Dispomos de um mapeamento genérico do que sejam os choques de placas tectônicas, mas não na intensidade desses abalos na capital de um país, e de precaríssima estrutura de construção, como a do favelão de Port-au-Prince. Mais ainda, sobre a devastação pesa o espantalho de que se repitam, levando ao pânico continuado de uma população exilada nas ruas.


A moção de ajuda de fora, por sobre o emperro das estruturas e aparelhos, aí está, no inédito da reunião de Obama, com os ex-presidentes, e no uníssono em que as Casas Brancas, atuais e passadas, vão somar o auxílio público à conclamação da cidadania privada americana para a reconstrução do Haiti. Nem se atrasou o beautiful people, em trazer milhões a esses fundos, a partir de Brad Pitt e Angelina Jolie, em números que aí estão, a reptar as bolsas e a pecúnia avarenta de Wall Street. Não abriu os seus cofres a Alemanha, a nação mais rica da Europa, em mais de melancólicos US$ 2 milhões, entretanto. E não se tem ainda dimensão do horizonte latino mais próximo no que venha a ser o concurso espanhol, francês ou italiano.


A tentação promocional nestes contributos internacionais vai ao vezo retórico de Sarkozy, de pedir reuniões e comitês prévios, para montar a arquitetura do espetáculo da caridade, frente à urgência do dinheiro, do equipamento ou da farmacopéia diante da iminência da pestiferação de uma cidade impossibilitada de remover os cadáveres da catástrofe.

 

Avulta, nesse contexto, o perfil do contributo brasileiro, tanto os recursos financeiros, como da prontidão com que, das tropas locais aos bombeiros de Brasília, puxamos dos escombros mãos ainda pulsando, dos semi-enterrados por dias sucessivos.

 

A poeira do horror baixou sobre o vórtice de um Estado destruído, criando uma competência internacional, de fato, para o desempenho das tarefas públicas elementares, da segurança e assistência pública ao próprio trânsito da cidade. E nesta mesma medida, ao risco de um desastroso conflito de autoridades em que se desenharia um indigitado controle americano sob a devastação.


Devemos ao ministro Jobim o sustento da mantença do formato das Nações Unidas neste empenho e o papel primacial que cabe ao Brasil nesta hora. A revelia, e em nome da caridade, não pode passar ao "big brother" a consciência internacional à obra, e à prova, exatamente, pelo horror de Port-au-Prince, de desponte de novo laço irreversível de cooperação verdadeiramente global.

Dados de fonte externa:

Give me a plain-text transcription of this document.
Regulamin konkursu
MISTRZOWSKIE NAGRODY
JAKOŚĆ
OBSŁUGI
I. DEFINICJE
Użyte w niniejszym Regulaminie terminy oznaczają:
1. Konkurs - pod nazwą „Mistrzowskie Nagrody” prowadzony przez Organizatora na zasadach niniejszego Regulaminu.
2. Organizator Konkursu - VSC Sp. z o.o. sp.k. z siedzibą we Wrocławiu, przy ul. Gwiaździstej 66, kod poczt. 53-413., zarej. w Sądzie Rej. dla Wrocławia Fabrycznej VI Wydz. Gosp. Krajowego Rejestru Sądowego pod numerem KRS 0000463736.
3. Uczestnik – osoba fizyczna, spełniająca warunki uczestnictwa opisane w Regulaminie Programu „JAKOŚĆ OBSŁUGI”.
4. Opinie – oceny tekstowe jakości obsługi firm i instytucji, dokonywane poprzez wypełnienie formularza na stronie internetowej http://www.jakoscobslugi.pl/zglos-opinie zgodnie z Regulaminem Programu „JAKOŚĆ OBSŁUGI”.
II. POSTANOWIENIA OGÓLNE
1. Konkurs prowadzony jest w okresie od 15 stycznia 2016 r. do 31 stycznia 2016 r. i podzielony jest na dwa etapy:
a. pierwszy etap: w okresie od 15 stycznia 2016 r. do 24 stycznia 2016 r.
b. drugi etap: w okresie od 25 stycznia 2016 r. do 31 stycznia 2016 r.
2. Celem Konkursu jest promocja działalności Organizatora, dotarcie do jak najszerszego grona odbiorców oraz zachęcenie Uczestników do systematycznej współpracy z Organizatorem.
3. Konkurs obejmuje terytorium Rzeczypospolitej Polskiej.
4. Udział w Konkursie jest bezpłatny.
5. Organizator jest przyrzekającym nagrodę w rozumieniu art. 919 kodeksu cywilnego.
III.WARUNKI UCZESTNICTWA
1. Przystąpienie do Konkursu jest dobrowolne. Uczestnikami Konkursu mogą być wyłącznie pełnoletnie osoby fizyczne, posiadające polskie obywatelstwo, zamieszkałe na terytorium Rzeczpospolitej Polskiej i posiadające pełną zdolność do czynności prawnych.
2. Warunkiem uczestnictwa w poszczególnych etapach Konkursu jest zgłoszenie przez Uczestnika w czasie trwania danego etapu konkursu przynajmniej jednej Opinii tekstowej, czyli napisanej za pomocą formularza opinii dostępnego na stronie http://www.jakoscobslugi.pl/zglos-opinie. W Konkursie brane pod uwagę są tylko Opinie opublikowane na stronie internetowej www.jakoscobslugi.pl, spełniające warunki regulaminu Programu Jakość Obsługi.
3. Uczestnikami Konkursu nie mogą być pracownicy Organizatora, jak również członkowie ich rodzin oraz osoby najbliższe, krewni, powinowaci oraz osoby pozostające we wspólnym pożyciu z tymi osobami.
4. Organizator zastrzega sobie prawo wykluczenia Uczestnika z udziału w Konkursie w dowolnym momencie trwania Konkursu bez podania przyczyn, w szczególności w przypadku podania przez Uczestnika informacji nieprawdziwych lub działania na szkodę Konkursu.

De toda forma, é de se lamentar a lentidão chinesa, hindu, ou de quase todos os Brics, neste concurso, ao lado da impassibilidade, ainda, do mundo muçulmano. Mas é a da organização mesma da ONU que se deverá cobrar a expertise logística para resolver outro dos paradoxos que nos revelam os fragrantes do caos. São pirâmides de alimentos que adormecem nos depósitos, à falta da logística mínima que penalizou toda distribuição, à míngua das bocas da população. O que a generosidade pode, a burocracia aborta, e a urgência dos serviços continua trôpega diante da amplitude da dádiva e da comoção universal.